2014 Washburn Award Recipient

Richard Saul Wurman

Creator, curator, and chair of TED from 1984 through 2002

Credited with coining the term “information architecture,” Wurman chaired the IDCA Conference in 1972, the First Federal Design assembly in 1973, and the annual AIA Conference in 1976. He has written, designed, and published more than 80 books on divergent topics, including the ACCESS travel series, several books on healthcare, The Notebooks and Drawings of Louis I. Kahn, and What Will Be Has Always Been.

He has been awarded several honorary doctorates, Graham Fellowships, a Guggenheim, and numerous grants from the National Endowment for the Arts as well as serving as the Distinguished Professor at Northeastern University. He is the recipient of the Lifetime Achievement Award from the Smithsonian, Cooper-Hewitt Museum.

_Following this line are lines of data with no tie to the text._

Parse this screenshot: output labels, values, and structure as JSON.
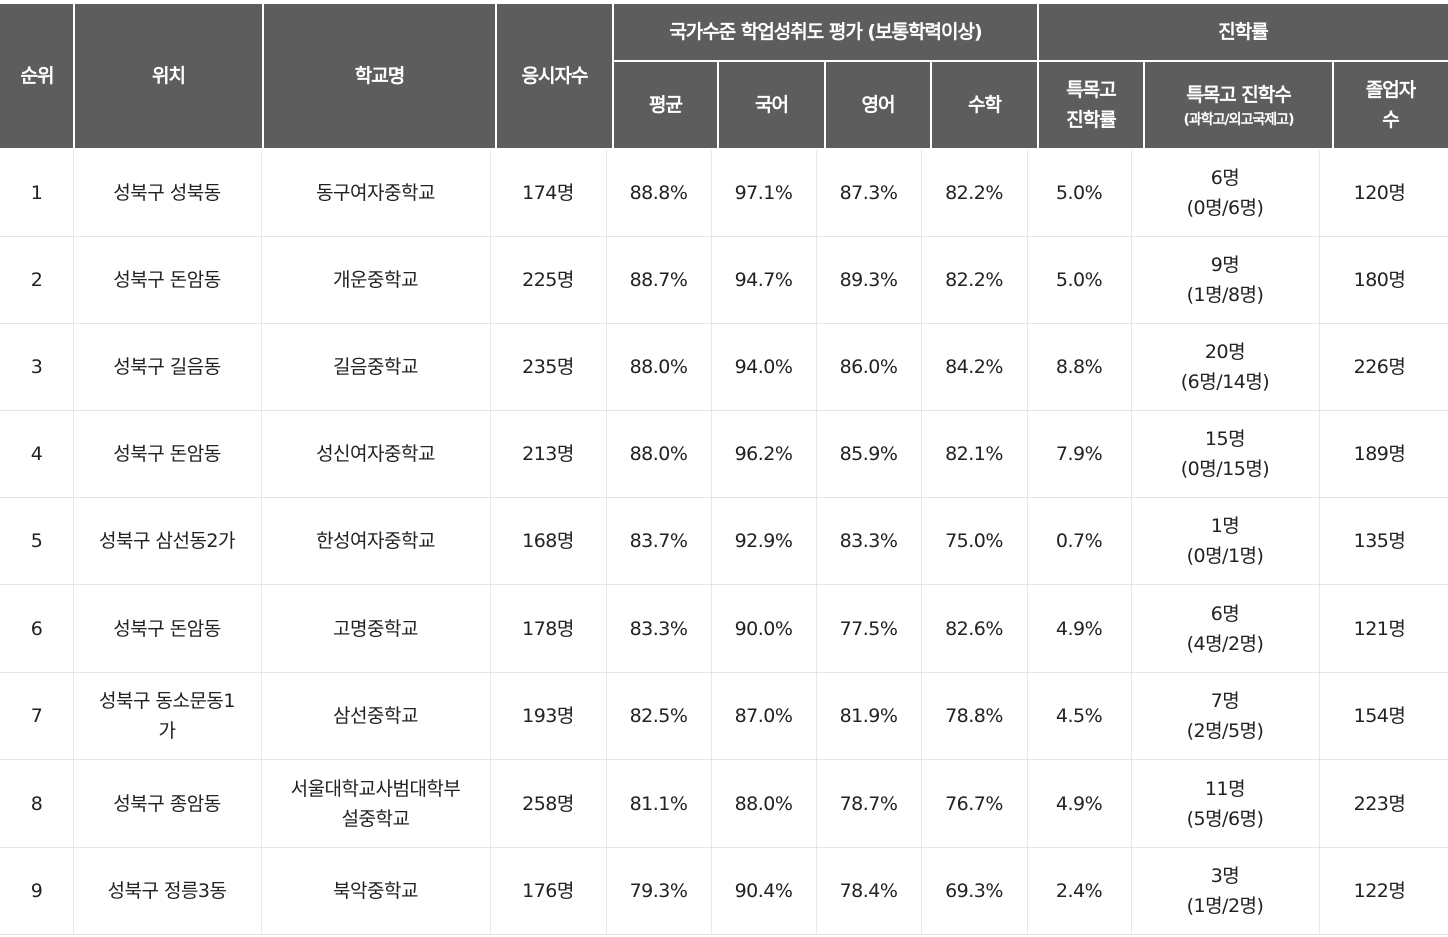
{
  "header": {
    "rank": "순위",
    "location": "위치",
    "school": "학교명",
    "test_takers": "응시자수",
    "achievement_group": "국가수준 학업성취도 평가 (보통학력이상)",
    "average": "평균",
    "korean": "국어",
    "english": "영어",
    "math": "수학",
    "advancement_group": "진학률",
    "special_rate_line1": "특목고",
    "special_rate_line2": "진학률",
    "special_count_line1": "특목고 진학수",
    "special_count_line2": "(과학고/외고국제고)",
    "graduates_line1": "졸업자",
    "graduates_line2": "수"
  },
  "rows": [
    {
      "rank": "1",
      "location": "성북구 성북동",
      "school": "동구여자중학교",
      "test_takers": "174명",
      "average": "88.8%",
      "korean": "97.1%",
      "english": "87.3%",
      "math": "82.2%",
      "special_rate": "5.0%",
      "special_count": "6명",
      "special_breakdown": "(0명/6명)",
      "graduates": "120명"
    },
    {
      "rank": "2",
      "location": "성북구 돈암동",
      "school": "개운중학교",
      "test_takers": "225명",
      "average": "88.7%",
      "korean": "94.7%",
      "english": "89.3%",
      "math": "82.2%",
      "special_rate": "5.0%",
      "special_count": "9명",
      "special_breakdown": "(1명/8명)",
      "graduates": "180명"
    },
    {
      "rank": "3",
      "location": "성북구 길음동",
      "school": "길음중학교",
      "test_takers": "235명",
      "average": "88.0%",
      "korean": "94.0%",
      "english": "86.0%",
      "math": "84.2%",
      "special_rate": "8.8%",
      "special_count": "20명",
      "special_breakdown": "(6명/14명)",
      "graduates": "226명"
    },
    {
      "rank": "4",
      "location": "성북구 돈암동",
      "school": "성신여자중학교",
      "test_takers": "213명",
      "average": "88.0%",
      "korean": "96.2%",
      "english": "85.9%",
      "math": "82.1%",
      "special_rate": "7.9%",
      "special_count": "15명",
      "special_breakdown": "(0명/15명)",
      "graduates": "189명"
    },
    {
      "rank": "5",
      "location": "성북구 삼선동2가",
      "school": "한성여자중학교",
      "test_takers": "168명",
      "average": "83.7%",
      "korean": "92.9%",
      "english": "83.3%",
      "math": "75.0%",
      "special_rate": "0.7%",
      "special_count": "1명",
      "special_breakdown": "(0명/1명)",
      "graduates": "135명"
    },
    {
      "rank": "6",
      "location": "성북구 돈암동",
      "school": "고명중학교",
      "test_takers": "178명",
      "average": "83.3%",
      "korean": "90.0%",
      "english": "77.5%",
      "math": "82.6%",
      "special_rate": "4.9%",
      "special_count": "6명",
      "special_breakdown": "(4명/2명)",
      "graduates": "121명"
    },
    {
      "rank": "7",
      "location": "성북구 동소문동1가",
      "location_line1": "성북구 동소문동1",
      "location_line2": "가",
      "school": "삼선중학교",
      "test_takers": "193명",
      "average": "82.5%",
      "korean": "87.0%",
      "english": "81.9%",
      "math": "78.8%",
      "special_rate": "4.5%",
      "special_count": "7명",
      "special_breakdown": "(2명/5명)",
      "graduates": "154명"
    },
    {
      "rank": "8",
      "location": "성북구 종암동",
      "school": "서울대학교사범대학부설중학교",
      "school_line1": "서울대학교사범대학부",
      "school_line2": "설중학교",
      "test_takers": "258명",
      "average": "81.1%",
      "korean": "88.0%",
      "english": "78.7%",
      "math": "76.7%",
      "special_rate": "4.9%",
      "special_count": "11명",
      "special_breakdown": "(5명/6명)",
      "graduates": "223명"
    },
    {
      "rank": "9",
      "location": "성북구 정릉3동",
      "school": "북악중학교",
      "test_takers": "176명",
      "average": "79.3%",
      "korean": "90.4%",
      "english": "78.4%",
      "math": "69.3%",
      "special_rate": "2.4%",
      "special_count": "3명",
      "special_breakdown": "(1명/2명)",
      "graduates": "122명"
    }
  ]
}
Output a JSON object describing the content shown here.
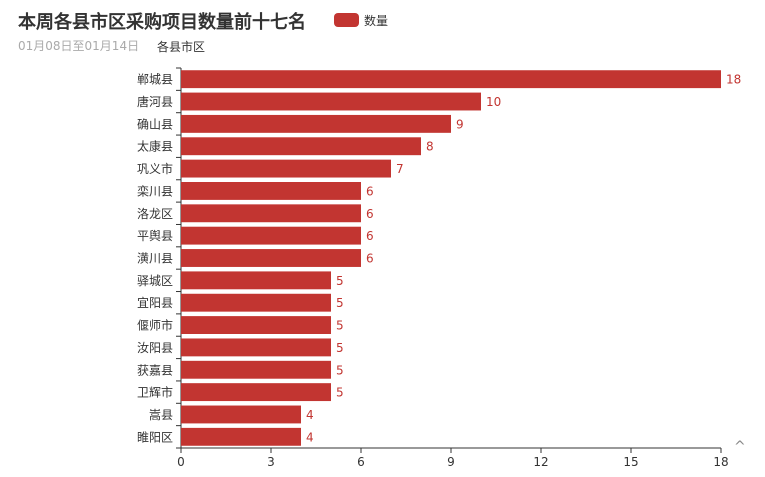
{
  "title": "本周各县市区采购项目数量前十七名",
  "subtitle": "01月08日至01月14日",
  "colors": {
    "bar": "#c23531",
    "axis": "#333333",
    "label_text": "#333333",
    "value_text": "#c23531"
  },
  "legend": {
    "label": "数量",
    "position": "top"
  },
  "scroll_icon": "^",
  "chart_data": {
    "type": "bar",
    "orientation": "horizontal",
    "title": "本周各县市区采购项目数量前十七名",
    "subtitle": "01月08日至01月14日",
    "ylabel": "各县市区",
    "xlabel": "",
    "categories": [
      "郸城县",
      "唐河县",
      "确山县",
      "太康县",
      "巩义市",
      "栾川县",
      "洛龙区",
      "平舆县",
      "潢川县",
      "驿城区",
      "宜阳县",
      "偃师市",
      "汝阳县",
      "获嘉县",
      "卫辉市",
      "嵩县",
      "睢阳区"
    ],
    "series": [
      {
        "name": "数量",
        "values": [
          18,
          10,
          9,
          8,
          7,
          6,
          6,
          6,
          6,
          5,
          5,
          5,
          5,
          5,
          5,
          4,
          4
        ]
      }
    ],
    "xlim": [
      0,
      18
    ],
    "xticks": [
      0,
      3,
      6,
      9,
      12,
      15,
      18
    ],
    "grid": false,
    "legend_position": "top"
  }
}
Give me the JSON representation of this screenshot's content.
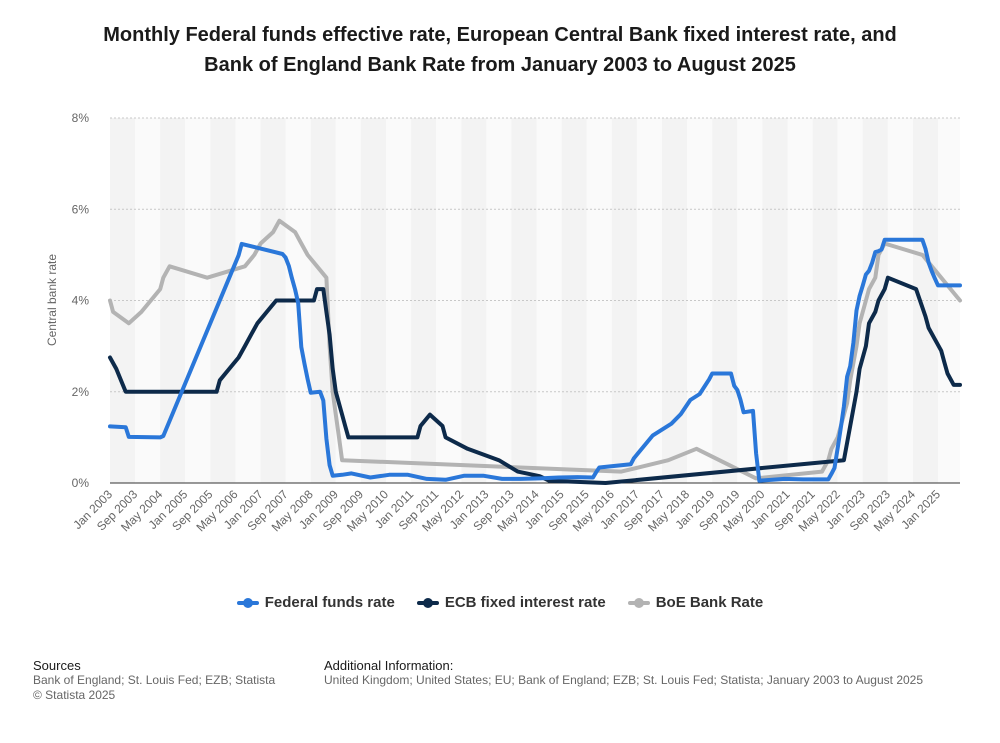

Wurman created and chaired several conferences: TED and TEDMED, as well as EG, and the WWW conference. His major cartographic project with ESRI and Radical Media is called the Urban Observatory, which will open in February 2015 at the restored Smithsonian Castle on the Mall in Washington, D.C.

Born on March 26, 1935, grew up in Philadelphia. He received both bachelor and master’s degrees in architecture from the University of Pennsylvania.